Least privilege in AWS: Configure an S3 bucket
Cloud vendors such as IBM, Google and Azure enforce least privileged access with great diligence.
For example, when you create an S3 bucket in AWS, Amazon requires you to check a number of boxes and explicitly configure a policy that allows the S3 bucket’s content to be publicly available. Even when you jump through all the Amazon S3 hoops, AWS encourages you to provide the most minimal rights users need to access the content.
Amazon encourages HTTP GET permissions for S3 bucket content, and highly discourages POST, PUT and DELETE permissions. Those rights are not needed for users to view a website hosted on S3, or download a PDF or a spreadsheet.

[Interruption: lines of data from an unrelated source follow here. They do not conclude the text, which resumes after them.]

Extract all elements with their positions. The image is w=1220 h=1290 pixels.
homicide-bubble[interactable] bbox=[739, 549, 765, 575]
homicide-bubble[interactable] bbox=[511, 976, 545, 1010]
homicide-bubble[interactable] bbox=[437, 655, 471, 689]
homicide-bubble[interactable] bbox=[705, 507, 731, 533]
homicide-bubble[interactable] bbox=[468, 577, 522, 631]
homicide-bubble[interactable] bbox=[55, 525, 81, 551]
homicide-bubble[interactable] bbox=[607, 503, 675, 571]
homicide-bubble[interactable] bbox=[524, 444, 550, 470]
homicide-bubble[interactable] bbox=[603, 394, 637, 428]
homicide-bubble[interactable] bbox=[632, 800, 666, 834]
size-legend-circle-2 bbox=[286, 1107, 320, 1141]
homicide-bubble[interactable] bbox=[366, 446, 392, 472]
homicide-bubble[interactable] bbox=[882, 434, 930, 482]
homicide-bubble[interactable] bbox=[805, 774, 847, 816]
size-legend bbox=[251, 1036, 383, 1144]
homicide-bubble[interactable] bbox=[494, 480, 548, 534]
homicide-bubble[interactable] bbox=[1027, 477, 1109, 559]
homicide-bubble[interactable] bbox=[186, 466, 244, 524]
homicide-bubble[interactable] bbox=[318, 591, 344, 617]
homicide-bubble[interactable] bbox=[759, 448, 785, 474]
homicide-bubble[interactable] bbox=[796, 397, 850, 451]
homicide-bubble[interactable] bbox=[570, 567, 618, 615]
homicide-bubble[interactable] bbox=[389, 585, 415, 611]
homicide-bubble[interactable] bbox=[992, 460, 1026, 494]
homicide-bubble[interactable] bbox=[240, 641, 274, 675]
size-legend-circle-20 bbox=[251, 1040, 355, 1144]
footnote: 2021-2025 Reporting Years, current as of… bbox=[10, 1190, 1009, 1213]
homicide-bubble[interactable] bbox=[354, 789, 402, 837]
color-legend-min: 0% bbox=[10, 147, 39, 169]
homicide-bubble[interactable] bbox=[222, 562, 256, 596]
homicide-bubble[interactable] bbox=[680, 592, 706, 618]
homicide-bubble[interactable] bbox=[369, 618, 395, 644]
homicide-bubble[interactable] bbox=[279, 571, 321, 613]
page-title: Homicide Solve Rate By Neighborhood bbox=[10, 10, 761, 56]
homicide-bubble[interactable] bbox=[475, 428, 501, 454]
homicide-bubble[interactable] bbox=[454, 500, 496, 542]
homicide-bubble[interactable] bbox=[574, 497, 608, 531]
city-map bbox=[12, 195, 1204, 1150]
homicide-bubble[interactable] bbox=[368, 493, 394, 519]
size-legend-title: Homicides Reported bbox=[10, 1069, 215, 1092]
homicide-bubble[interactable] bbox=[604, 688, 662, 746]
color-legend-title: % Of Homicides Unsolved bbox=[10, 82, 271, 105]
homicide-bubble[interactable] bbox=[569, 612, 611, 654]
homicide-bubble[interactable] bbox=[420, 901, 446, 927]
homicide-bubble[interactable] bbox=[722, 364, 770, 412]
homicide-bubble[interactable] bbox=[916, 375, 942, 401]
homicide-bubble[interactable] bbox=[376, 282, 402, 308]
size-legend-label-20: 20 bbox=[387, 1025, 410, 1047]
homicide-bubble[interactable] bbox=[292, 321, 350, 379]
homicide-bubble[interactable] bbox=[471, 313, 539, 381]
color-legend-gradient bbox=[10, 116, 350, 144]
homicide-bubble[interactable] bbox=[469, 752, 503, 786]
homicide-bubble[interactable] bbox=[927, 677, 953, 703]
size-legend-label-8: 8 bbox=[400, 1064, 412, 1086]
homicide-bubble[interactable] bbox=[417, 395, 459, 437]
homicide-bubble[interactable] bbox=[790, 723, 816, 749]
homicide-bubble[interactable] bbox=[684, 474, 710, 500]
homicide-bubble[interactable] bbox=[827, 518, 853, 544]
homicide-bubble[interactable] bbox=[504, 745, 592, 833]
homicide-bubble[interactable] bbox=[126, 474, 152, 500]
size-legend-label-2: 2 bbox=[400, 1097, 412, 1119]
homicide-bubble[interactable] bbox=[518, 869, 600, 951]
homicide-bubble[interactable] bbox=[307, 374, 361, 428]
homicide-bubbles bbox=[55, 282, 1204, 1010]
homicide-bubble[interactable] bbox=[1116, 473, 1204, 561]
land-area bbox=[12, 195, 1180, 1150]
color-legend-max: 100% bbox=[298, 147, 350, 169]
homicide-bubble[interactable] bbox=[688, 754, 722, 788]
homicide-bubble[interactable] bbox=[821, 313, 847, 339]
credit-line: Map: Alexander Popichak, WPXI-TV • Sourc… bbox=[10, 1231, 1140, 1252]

Least privilege access best practices
A web server such as the Apache HTTP Server or Nginx represent complex examples of the principle of least privilege.
The software itself is installed by an administrative super-user with like root-like privileges. That user is the only individual will full control over all of the files and folder associated with the installation.
Web developers never need to manipulate the web server’s installation files, but they add and update the files the web server hosts. So, assign to members of the web developer group only read and write access to the folder in the web server installation that hosts all of the files associated with the website.
Finally, assign anonymous users read access to the folder on the server that hosts the website’s files — lest nobody can visit the site. That is the absolute highest set of rights assigned to anonymous users, because that’s the least amount of privilege they need to view the site in a browser and download hosted files.
The highest priority of every DevOps professional is to implement secure systems. When assigning permissions to users, groups and resources, remember these principles of least access examples, and give users no more rights than they need to perform their task successfully.